2HB non è una targa o un codice postale di Londra, ma sta per “To Humphrey Bogart”. È proprio il divo di Casablanca il protagonista dello screen dream che segnò a vita un giovanissimo Bryan Ferry, che dopo averlo visto sul grande schermo lo elesse a suo idolo intramontabile, celebrandolo in una canzone. Bryan Ferry, che del cool, dell’eleganza e dello stile ha fatto cifra estetica assoluta, partendo proprio da quel modello bogartiano, e incarna ancora oggi un totale e inarrivabile per qualsiasi epigono (a partire da quel Tony Hadley ospitato proprio da Morgan, per dirne uno). Bryan Ferry, che suona divinamente il piano elettrico Hohner Planet N, che caratterizza il sound di tutto il brano e, sul finale, si dissolve in timbri, ritmi e frequenze alla Terry Riley. Bryan Ferry, che ha cantato e scritto 2HB. Non Brian Eno.

Perché tutti sanno che, quando si parla di Roxy Music, c’è una bella differenza tra una “y” e una “i”. Tra chi ha sempre rappresentato l’estetica e l’anima di quel progetto, coadiuvato dagli straordinari Phil Manzanera, Paul Thompson e Andy MacKay, e chi invece, dopo averne fatto parte per una stagione molto breve nella primissima fase di vita (oltre al debutto, partecipò solo a For Your Pleasure del 1973), in veste di “non musicista” e non certo di autore o cantante o strumentista, ovvero trattando i suoni elettronicamente, è stato – ed è ancora, vivaddio – semplicemente… Brian Eno.

Lo sanno tutti e lo saprà certo, lo crediamo in buona fede, anche Morgan. Il quale, avendo l’enorme opportunità di presentare alla Rai e al pubblico generalista (non soltanto al “suo” pubblico, ovvero tutti coloro che lo idolatrano e difendono a spada tratta) la musica di Eno, sceglie improvvidamente non solo qualcosa dei Roxy Music (che rappresentano solo una piccolissima e, alla luce di tutto, poco significativa – per quanto formativa e pioneristica – parte della sua immensa opera), ma la canzone di Bryan Ferry forse più Bryan Ferry tra tutte le canzoni di Bryan Ferry: dal testo, all’inflessione vocale, all’estetica evocata esplicitamente, eccetera eccetera. 2HB = Humphrey Bogart = Bryan Ferry. Dai. Non è difficile.

Sì, Morgan, abbiamo capito che ti serviva un aggancio a Brian Eno perché volevi fare un parallelismo tra lui e il Maestro Franco Battiato, a cui hai dedicato l’intera puntata. Potremmo anche dire che c’erano, possibilmente, altri modi con cui avresti potuto impostare quel parallelismo, sacrosanto e interessantissimo e ancora non del tutto esplorato dalla critica, magari partendo da interessi filosofici in comune, o da affinità/divergenze tra i due nell’esplorare un tipo di forma canzone altra nell’ambito del pop, per dire (Taking Tiger Mountain By Strategy e L’Era del Cinghiale Bianco si possono suonare side to side? O forse meglio Before And After Science e Patriots?) …  non certo profondendoti a lungo su imbarazzanti giochini di parole da scuola media (aggiungi a un nome il suffisso -ino e avrai tutti i parenti di.. Brian Eno. Ma davvero? Ma davvero? Sono allibeatles).

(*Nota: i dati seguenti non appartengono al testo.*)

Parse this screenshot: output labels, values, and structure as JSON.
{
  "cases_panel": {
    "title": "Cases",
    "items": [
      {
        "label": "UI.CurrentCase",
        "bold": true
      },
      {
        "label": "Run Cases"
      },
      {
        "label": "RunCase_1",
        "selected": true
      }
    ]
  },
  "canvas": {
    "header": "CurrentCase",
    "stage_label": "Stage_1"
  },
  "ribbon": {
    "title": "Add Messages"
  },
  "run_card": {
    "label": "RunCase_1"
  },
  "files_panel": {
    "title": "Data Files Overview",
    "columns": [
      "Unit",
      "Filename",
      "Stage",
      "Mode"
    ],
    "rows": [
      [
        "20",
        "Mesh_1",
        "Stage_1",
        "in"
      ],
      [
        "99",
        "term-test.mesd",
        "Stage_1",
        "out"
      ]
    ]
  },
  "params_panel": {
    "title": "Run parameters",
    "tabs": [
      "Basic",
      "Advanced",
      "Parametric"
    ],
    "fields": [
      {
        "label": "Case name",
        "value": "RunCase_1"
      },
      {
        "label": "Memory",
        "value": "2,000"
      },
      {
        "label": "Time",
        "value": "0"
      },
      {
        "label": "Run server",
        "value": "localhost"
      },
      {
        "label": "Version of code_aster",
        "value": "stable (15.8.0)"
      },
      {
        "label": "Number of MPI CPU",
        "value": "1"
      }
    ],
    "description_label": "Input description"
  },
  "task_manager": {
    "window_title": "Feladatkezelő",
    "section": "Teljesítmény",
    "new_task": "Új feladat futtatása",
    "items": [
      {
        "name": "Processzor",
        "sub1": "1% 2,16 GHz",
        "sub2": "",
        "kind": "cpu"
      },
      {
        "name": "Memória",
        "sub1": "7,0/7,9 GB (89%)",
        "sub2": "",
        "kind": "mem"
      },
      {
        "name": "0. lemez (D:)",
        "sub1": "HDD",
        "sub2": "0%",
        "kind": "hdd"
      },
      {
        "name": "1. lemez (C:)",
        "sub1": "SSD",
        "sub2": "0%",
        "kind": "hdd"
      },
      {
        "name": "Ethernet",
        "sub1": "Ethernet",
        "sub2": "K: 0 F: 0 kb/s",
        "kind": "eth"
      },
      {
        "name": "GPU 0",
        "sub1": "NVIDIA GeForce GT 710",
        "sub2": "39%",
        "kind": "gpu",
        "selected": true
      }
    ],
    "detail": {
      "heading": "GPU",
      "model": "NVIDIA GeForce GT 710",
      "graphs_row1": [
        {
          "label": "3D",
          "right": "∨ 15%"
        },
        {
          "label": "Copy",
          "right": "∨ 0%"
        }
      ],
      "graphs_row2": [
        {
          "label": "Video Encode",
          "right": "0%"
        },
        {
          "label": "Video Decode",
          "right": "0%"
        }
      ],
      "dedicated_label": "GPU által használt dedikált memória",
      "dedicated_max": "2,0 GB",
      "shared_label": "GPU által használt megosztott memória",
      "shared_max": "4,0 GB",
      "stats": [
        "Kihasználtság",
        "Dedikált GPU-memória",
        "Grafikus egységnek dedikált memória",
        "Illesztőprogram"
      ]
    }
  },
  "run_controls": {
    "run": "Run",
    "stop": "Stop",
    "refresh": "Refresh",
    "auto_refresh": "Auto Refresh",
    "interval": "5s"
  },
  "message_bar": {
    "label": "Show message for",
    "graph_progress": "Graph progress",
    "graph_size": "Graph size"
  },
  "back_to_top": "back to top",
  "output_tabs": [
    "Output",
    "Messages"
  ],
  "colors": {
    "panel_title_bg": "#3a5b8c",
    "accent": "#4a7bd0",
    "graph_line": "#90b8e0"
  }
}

No, Morgan, 2HB non è una canzone di Brian Eno. Baby’s On Fire, come ben sai, lo è. Potevi suonare quella. O, facile: By This River: anche il pubblico generalista di Rai2 la conosce bene, grazie a Nanni Moretti.  O, se volevi omaggiare proprio i Roxy Music, bastava fare un attimo di contesto e non dire che sono il gruppo di Brian Eno. Perché, al di là delle buone intenzioni e della sincera passione che ti animano, c’è differenza tra il fare del circo televisivo in maniera un po’ confusa e approssimativa, e fare divulgazione musicale di spessore, intrattenendo con leggerezza e intelligenza. C’è differenza. Come tra una “y” e una “i”.